The boundary that doesn't move

Context windows will get larger. Models will get smarter. The temptation will be to revisit this principle — maybe now we can just feed the agent raw logs and let it figure things out?

No. The boundary between deterministic preprocessing and agent reasoning is a design principle, not a workaround for current limitations.

Even with a million-token context window, you still don't want an agent computing jitter statistics. That's a math problem with a correct answer, and deterministic code will always solve it faster and more reliably than a language model.

Even with perfect reasoning capability, you still don't want an agent constructing narratives from uncorrelated events. The failure mode isn't insufficient intelligence. It's insufficient evidence structure. A smarter agent builds more convincing hallucinations, not fewer, when the underlying data doesn't constrain what stories are possible.

The preprocessing layer isn't compensating for weak AI. It's doing work that belongs in deterministic code regardless of how capable the AI becomes. Computing statistics. Normalizing schemas. Correlating events across sources. Scoring patterns. Maintaining evidence trails. This is infrastructure — the kind that's reliable and reproducible and auditable — and it's what makes agent reasoning trustworthy rather than performative.
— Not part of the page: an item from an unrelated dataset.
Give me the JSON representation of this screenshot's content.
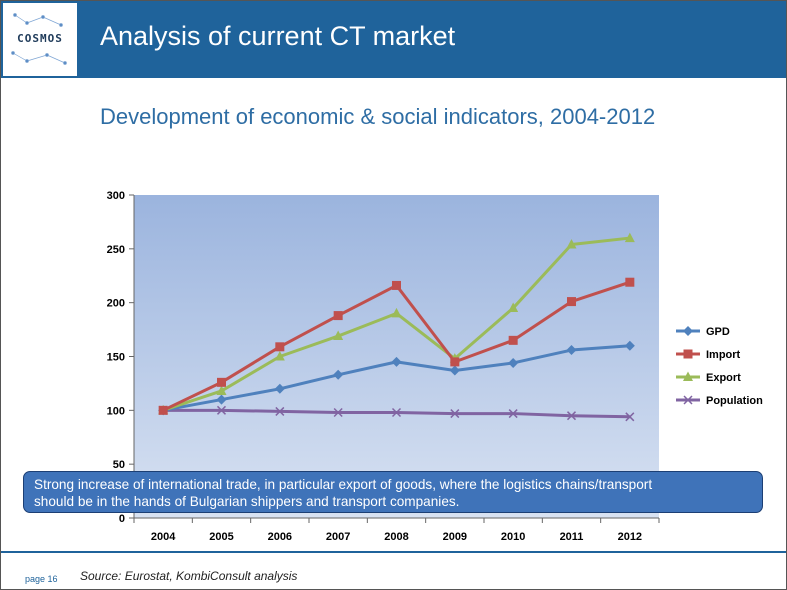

Think of it this way: an agent isn't an algorithm. It's closer to a coworker. You wouldn't hand a security analyst a table with 500,000 connection entries and say "compute the coefficient of variation on the inter-arrival times." That's not what analysts do. You'd ask for their read on a situation, their interpretation of ambiguous evidence, their judgment about what a pattern means in context. Agents work the same way. Don't ask them to calculate. Ask them to reason, interpret, and build narrative around evidence that's already been structured. Use the right tool for the right job.

Raw data is AI's enemy not because AI is weak, but because raw data is the wrong input for the job AI actually does well.